Dalam pengelolaan wilayah pesisir, pemerintah dapat memanfaatkan kearifan-kearifan lokal yang ada di masyarakat. Di beberapa desa di Kecamatan Batang, Kandeman, Tulis dan Gringsing telah terbentuk kelompok-kelompok masyarakat pengawas sumberdaya perikanan dan kelautan. Pemerintah dapat bekerjasama dan melibatkan kelompok-kelompok masyarakat ini dalam kegiatan pengawasan terhadap pemanfaatan sumberdaya di wilayah pesisir. Keberadaan sistem pengawasan yang efektif merupakan syarat utama keberhasilan pengembangan masyarakat sebagai bagian dari pengelolaan wilayah pesisir dan laut.

c. Ketersediaan dan kemudahan mengakses informasi bagi masyarakat

Informasi merupakan salah satu aspek penting dalam pengembangan masyarakat pesisir sebagai bagian dari pengelolaan wilayah pesisir dan laut. Ketersediaan informasi mengenai potensi dan perkembangan kondisi wilayah dan sumber daya alamnya sangat berharga untuk penyusunan kebijakan, program dan kegiatan di wilayah tersebut. Hasil analisis pemahaman masyarakat menunjukkan bahwa sebagian besar masyarakat tidak mengetahui kebijakan yang telah ditetapkan oleh pemerintah.

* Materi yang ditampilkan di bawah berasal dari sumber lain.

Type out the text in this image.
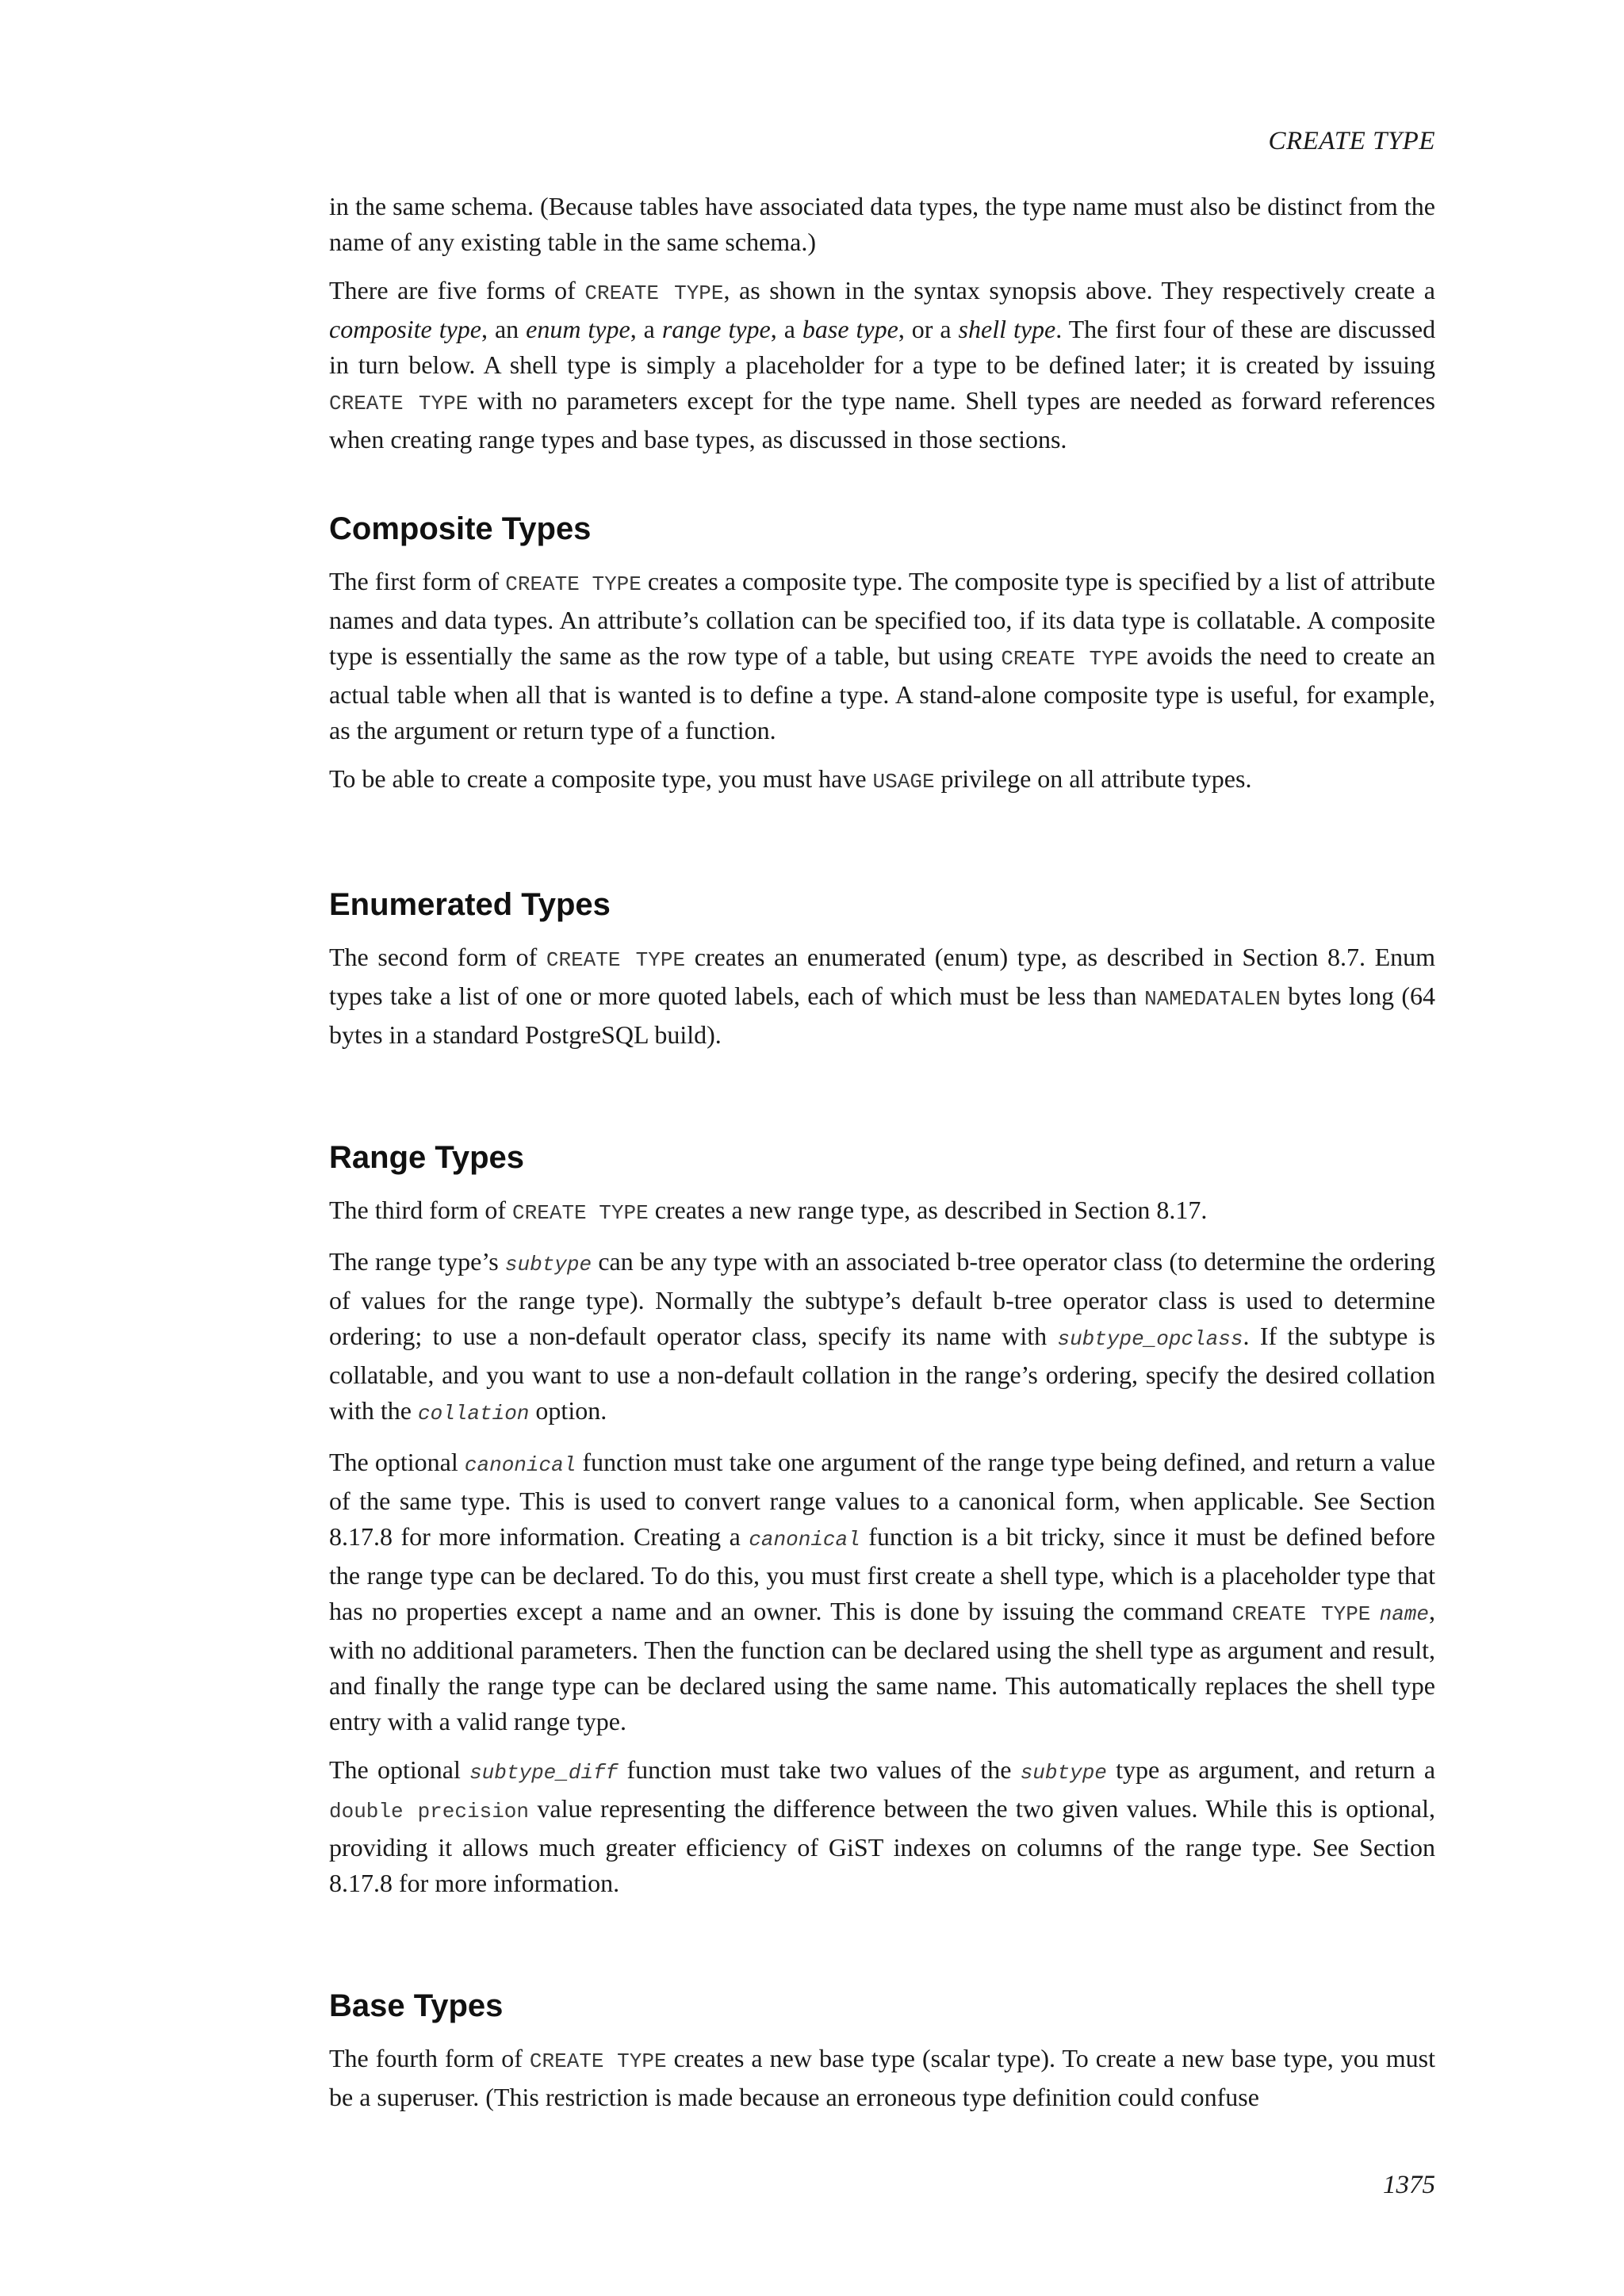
CREATE TYPE

in the same schema. (Because tables have associated data types, the type name must also be distinct from the name of any existing table in the same schema.)

There are five forms of CREATE TYPE, as shown in the syntax synopsis above. They respectively create a composite type, an enum type, a range type, a base type, or a shell type. The first four of these are discussed in turn below. A shell type is simply a placeholder for a type to be defined later; it is created by issuing CREATE TYPE with no parameters except for the type name. Shell types are needed as forward references when creating range types and base types, as discussed in those sections.

Composite Types

The first form of CREATE TYPE creates a composite type. The composite type is specified by a list of attribute names and data types. An attribute’s collation can be specified too, if its data type is collatable. A composite type is essentially the same as the row type of a table, but using CREATE TYPE avoids the need to create an actual table when all that is wanted is to define a type. A stand-alone composite type is useful, for example, as the argument or return type of a function.

To be able to create a composite type, you must have USAGE privilege on all attribute types.

Enumerated Types

The second form of CREATE TYPE creates an enumerated (enum) type, as described in Section 8.7. Enum types take a list of one or more quoted labels, each of which must be less than NAMEDATALEN bytes long (64 bytes in a standard PostgreSQL build).

Range Types

The third form of CREATE TYPE creates a new range type, as described in Section 8.17.

The range type’s subtype can be any type with an associated b-tree operator class (to determine the ordering of values for the range type). Normally the subtype’s default b-tree operator class is used to determine ordering; to use a non-default operator class, specify its name with subtype_opclass. If the subtype is collatable, and you want to use a non-default collation in the range’s ordering, specify the desired collation with the collation option.

The optional canonical function must take one argument of the range type being defined, and return a value of the same type. This is used to convert range values to a canonical form, when applicable. See Section 8.17.8 for more information. Creating a canonical function is a bit tricky, since it must be defined before the range type can be declared. To do this, you must first create a shell type, which is a placeholder type that has no properties except a name and an owner. This is done by issuing the command CREATE TYPE name, with no additional parameters. Then the function can be declared using the shell type as argument and result, and finally the range type can be declared using the same name. This automatically replaces the shell type entry with a valid range type.

The optional subtype_diff function must take two values of the subtype type as argument, and return a double precision value representing the difference between the two given values. While this is optional, providing it allows much greater efficiency of GiST indexes on columns of the range type. See Section 8.17.8 for more information.

Base Types

The fourth form of CREATE TYPE creates a new base type (scalar type). To create a new base type, you must be a superuser. (This restriction is made because an erroneous type definition could confuse

1375
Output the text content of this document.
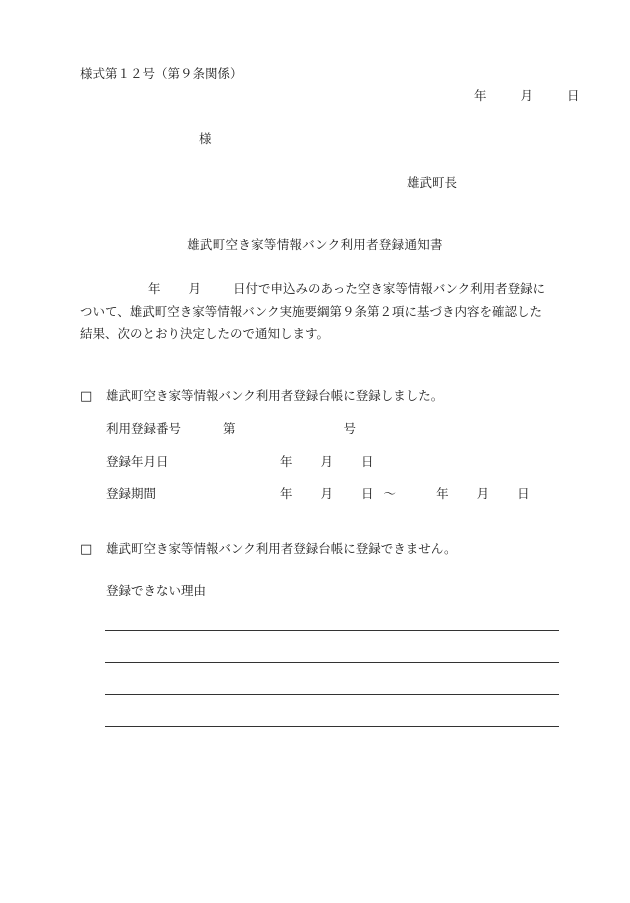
様式第１２号（第９条関係）
年	月	日
様
雄武町長
雄武町空き家等情報バンク利用者登録通知書
年 月	日付で申込みのあった空き家等情報バンク利用者登録に
ついて、雄武町空き家等情報バンク実施要綱第９条第２項に基づき内容を確認した
結果、次のとおり決定したので通知します。
□ 雄武町空き家等情報バンク利用者登録台帳に登録しました。
利用登録番号	第	号
登録年月日	年 月 日
登録期間	年 月 日 ～	年 月 日
□ 雄武町空き家等情報バンク利用者登録台帳に登録できません。
登録できない理由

Agar pengelolaan wilayah pesisir dapat berjalan optimal, maka pemerintah harus lebih terbuka dan memberikan kemudahan untuk mengakses informasi bagi masyarakat. Pemerintah juga harus lebih mensosialisasikan kebijakan yang sudah dibuat kepada masyarakat. Ketersediaan informasi pada masyarakat umum dan kejelasan mengenai berbagai kebijakan/peraturan merupakan salah satu indikator pelaksanaan kegiatan pengelolaan sudah sesuai dengan prinsip-prinsip tata kelola yang baik.